Benchmark Comparison
Dataset: 10M Vectors, 1024 Dimension, Random Float32
Hardware: Linux, Single Process
Distance: Cosine
| Metric | v0.4.x (Legacy) | v1.3.5 (Current) | Impact |
|---|---|---|---|
| Batch Size | 5,000 | 1,500 | (Noted diff) |
| Progress | 3.5M / 10M | 3.5M / 10M | Same Checkpoint |
| Total Time | 1h 03m | 7h 21m | ~7x Slower |
| Avg TPS | 923 docs/s | 133 docs/s | ~85% Drop |
| Avg Batch Latency | 5.4s (for 5k) | 12.8s (for 1.5k) | High Overhead |
Analysis & Questions
We observed that v1.3.5 suffers from high per-batch overhead and severe degradation as the collection size grows:
- Overhead: Processing 1.5k items (v1.3) takes 12.8s, whereas processing 5k items (v0.4) took only 5.4s.
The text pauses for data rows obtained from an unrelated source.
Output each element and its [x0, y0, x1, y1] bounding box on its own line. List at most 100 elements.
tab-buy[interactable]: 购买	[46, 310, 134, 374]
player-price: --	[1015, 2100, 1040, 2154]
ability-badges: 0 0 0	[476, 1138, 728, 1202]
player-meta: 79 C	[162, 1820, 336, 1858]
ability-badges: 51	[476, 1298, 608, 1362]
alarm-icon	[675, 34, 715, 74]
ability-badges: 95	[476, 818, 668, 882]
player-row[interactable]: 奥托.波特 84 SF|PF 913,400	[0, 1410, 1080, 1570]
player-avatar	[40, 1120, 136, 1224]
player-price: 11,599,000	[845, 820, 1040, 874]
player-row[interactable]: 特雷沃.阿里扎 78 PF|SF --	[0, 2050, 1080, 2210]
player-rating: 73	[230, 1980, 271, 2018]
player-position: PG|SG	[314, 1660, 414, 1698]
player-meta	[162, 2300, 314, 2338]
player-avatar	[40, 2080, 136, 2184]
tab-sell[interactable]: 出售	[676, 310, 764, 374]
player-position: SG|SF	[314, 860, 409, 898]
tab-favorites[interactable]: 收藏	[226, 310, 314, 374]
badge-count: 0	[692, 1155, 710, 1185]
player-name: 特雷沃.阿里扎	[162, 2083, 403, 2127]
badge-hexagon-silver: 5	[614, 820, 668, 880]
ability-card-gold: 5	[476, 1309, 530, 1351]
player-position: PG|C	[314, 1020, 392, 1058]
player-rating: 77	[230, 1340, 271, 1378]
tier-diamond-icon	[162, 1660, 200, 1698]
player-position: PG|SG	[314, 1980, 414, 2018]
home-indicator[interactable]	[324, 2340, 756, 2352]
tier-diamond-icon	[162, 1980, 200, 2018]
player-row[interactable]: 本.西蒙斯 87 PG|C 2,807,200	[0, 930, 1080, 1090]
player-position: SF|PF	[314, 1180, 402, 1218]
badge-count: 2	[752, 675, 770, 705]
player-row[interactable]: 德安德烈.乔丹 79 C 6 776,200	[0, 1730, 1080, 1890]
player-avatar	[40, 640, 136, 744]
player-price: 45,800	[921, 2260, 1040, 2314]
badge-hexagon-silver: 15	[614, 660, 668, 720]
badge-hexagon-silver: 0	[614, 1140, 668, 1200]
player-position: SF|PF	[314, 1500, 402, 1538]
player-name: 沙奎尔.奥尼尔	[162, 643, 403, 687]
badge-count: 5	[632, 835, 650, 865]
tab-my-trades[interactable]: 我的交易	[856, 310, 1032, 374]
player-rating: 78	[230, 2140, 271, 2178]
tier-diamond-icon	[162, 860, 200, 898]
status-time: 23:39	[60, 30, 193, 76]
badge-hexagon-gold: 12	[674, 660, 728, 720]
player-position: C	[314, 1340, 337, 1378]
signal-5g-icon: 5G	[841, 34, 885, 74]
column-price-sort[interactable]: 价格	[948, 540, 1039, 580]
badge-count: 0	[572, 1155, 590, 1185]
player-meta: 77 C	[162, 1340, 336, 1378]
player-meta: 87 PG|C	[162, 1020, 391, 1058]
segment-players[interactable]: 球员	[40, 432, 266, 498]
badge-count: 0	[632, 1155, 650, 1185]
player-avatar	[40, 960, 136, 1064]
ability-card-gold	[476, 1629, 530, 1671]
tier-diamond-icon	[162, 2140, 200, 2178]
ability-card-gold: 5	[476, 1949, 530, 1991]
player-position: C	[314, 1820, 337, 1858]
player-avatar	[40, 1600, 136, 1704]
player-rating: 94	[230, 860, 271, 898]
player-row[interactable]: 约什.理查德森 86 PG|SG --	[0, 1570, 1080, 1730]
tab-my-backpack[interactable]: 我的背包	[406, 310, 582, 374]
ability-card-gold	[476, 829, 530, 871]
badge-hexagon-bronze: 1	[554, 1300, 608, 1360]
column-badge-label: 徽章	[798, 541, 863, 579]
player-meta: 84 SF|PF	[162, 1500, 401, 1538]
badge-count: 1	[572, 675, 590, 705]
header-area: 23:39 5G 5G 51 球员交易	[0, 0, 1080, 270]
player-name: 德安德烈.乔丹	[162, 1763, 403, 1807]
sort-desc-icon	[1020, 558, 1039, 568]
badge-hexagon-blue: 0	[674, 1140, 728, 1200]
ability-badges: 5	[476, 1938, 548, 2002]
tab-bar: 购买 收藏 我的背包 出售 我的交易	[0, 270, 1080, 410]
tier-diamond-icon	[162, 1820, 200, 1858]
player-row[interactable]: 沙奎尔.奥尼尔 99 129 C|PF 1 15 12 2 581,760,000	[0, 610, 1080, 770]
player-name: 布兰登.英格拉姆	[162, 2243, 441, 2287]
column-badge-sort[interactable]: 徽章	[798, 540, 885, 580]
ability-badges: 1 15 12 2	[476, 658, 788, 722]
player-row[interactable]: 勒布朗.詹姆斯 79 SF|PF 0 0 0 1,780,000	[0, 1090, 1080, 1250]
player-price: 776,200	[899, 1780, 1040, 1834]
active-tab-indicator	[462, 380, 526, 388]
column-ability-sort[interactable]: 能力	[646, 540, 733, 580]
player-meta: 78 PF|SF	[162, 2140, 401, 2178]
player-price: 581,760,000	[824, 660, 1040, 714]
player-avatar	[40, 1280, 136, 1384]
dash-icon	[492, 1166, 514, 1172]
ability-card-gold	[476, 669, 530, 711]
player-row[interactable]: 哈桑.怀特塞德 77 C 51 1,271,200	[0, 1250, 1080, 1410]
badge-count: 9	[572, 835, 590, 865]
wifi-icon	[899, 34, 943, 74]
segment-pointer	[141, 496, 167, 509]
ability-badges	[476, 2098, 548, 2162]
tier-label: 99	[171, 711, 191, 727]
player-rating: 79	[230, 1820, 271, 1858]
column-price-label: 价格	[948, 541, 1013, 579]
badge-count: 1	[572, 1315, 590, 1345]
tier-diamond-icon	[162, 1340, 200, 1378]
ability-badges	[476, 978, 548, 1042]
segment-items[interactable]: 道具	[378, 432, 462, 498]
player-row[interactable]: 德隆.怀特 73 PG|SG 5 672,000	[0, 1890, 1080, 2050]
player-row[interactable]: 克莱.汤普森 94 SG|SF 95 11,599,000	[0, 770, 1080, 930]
The new architecture seems to have extremely high fixed costs per
add()call. - Degradation: TPS dropped from 243 (at 500k) to 133 (at 3.5M). The HNSW index construction seems much more expensive in the Rust implementation compared to the old DuckDB/C++ one.
Questions:
- Is this massive regression expected for small/medium batch sizes (1.5k)?
- Is there a recommended
hnsw:construction_efor other config to tune for write-heavy scenarios in v1.3? - Does v1.3 enforce strict WAL/fsync that v0.4 didn't, causing IO bottlenecks?
We really want to leverage the new features in v1.0+, but this write performance makes it impossible for our scale. Any advice is appreciated!